Principalement destinée à l’exportation, la production des fruits rouges ne connaît pas la crise, justement, parce qu’en plus des conditions édapho-climatiques favorables, les agriculteurs ont diversifié leurs techniques et leurs moyens en vue d’optimiser l’irrigation en quête d’une moisson généreuse.

S’échelonnant de novembre à mi-mars, la culture des fruits rouges, en principe délicate surtout dans la plaine du Gharb, nécessite un savoir-faire et un suivi très minutieux (choix du sol, usage des serres, …).
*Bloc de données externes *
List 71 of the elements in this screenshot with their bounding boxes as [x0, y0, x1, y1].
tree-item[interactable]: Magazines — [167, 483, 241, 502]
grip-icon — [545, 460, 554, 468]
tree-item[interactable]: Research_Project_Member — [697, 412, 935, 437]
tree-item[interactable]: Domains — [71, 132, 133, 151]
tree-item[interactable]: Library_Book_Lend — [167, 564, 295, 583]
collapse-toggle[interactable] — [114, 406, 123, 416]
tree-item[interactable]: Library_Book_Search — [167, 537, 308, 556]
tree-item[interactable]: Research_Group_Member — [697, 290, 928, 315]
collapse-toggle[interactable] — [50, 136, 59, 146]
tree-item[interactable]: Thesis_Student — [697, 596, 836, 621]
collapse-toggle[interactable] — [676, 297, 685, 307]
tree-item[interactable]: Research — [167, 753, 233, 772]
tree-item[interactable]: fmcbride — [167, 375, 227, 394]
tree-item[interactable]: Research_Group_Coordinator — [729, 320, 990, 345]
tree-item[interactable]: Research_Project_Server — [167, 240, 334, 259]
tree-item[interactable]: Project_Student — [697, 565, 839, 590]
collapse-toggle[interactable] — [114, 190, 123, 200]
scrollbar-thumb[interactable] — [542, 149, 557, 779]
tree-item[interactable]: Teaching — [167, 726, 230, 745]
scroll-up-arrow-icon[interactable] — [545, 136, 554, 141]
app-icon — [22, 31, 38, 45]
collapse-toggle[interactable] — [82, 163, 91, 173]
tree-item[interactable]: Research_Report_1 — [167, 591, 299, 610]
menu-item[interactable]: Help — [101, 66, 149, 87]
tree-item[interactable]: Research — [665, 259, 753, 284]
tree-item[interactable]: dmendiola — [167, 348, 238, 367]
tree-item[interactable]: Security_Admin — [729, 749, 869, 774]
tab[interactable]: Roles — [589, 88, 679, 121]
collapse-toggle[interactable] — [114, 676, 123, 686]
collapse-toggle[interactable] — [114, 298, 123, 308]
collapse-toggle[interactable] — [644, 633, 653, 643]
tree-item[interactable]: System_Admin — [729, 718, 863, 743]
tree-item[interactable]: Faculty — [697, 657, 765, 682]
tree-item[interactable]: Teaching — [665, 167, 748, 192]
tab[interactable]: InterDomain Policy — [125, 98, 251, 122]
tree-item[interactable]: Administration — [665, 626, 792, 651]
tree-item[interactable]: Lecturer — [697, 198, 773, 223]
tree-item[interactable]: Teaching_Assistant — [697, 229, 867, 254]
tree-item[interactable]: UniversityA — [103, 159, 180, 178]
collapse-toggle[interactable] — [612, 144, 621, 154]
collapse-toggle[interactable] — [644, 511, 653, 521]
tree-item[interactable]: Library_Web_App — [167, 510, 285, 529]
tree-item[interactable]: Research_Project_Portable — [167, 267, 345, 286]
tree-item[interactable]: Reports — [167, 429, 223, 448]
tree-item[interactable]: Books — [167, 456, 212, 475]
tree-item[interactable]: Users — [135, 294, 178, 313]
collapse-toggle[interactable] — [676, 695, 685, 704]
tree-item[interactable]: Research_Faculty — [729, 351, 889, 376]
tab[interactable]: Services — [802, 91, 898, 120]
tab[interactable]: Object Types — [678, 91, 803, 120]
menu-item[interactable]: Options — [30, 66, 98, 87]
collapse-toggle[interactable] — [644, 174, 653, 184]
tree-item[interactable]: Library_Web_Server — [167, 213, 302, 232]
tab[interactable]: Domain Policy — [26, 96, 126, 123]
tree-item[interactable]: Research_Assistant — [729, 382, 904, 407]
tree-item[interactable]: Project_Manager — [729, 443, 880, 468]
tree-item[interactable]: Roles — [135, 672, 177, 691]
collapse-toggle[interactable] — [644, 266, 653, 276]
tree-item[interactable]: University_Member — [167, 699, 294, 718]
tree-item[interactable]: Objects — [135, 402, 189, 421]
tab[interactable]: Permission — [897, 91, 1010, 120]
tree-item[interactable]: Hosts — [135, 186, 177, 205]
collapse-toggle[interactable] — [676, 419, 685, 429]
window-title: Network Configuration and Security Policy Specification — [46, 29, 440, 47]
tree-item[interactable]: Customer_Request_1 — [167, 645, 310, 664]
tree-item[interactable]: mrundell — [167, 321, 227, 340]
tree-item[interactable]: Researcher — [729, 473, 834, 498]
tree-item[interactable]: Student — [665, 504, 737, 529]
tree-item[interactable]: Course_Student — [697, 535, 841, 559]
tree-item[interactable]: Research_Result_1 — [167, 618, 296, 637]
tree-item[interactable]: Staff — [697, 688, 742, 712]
Faute de quoi, la filiale se voit pénalisée.

La région de Rabat-Salé-Kénitra occupe la première place au niveau national avec une superficie de 4360 hectares de fruits rouges, dont 2400 hectares de culture de fraises, 1200 hectares de myrtilles, 700 hectares de framboises et 60 hectares d’autres types, a indiqué, à la chaîne d’information de la MAP (M24), le chef d’arrondissement du développement agricole Sidi Allal Tazi, relevant de l’Office Regional de Mise en Valeur Agricole du Gharb (ORMVAG), M. Mustapha Ait Bella.

“Quatre (4) millions de jours de travail par an, en particulier au profit des femmes rurales, sont assurés par le secteur en termes d’offres d’emploi dans la région”, a-t-il fait savoir, relevant à cet égard, que la production varie entre 140.000 et 150.000 tonnes par an, avec des rendements affichant entre 35 à 45 tonnes par hectare pour les fraises, entre 10 et 25 tonnes par hectare pour les myrtilles et 10 à 15 tonnes par hectare pour les framboises.

S’attardant sur la valorisation des produits récoltés, le chef d’arrondissement du développement agricole Sidi Allal Tazi, a fait état de 22 unités de valorisation, soit une capacité de traitement avoisinant 660 tonnes par jour.

“75% des fraises sont exportées sous forme de fraises fraîches (25%) et surgelées (50%), alors que les myrtilles représentent 95%, suivies des framboises avec 90% vers 30 destinations à l’étranger, principalement le marché européen, en raison de la position géographique privilégiée de la région “, a-t-il dit.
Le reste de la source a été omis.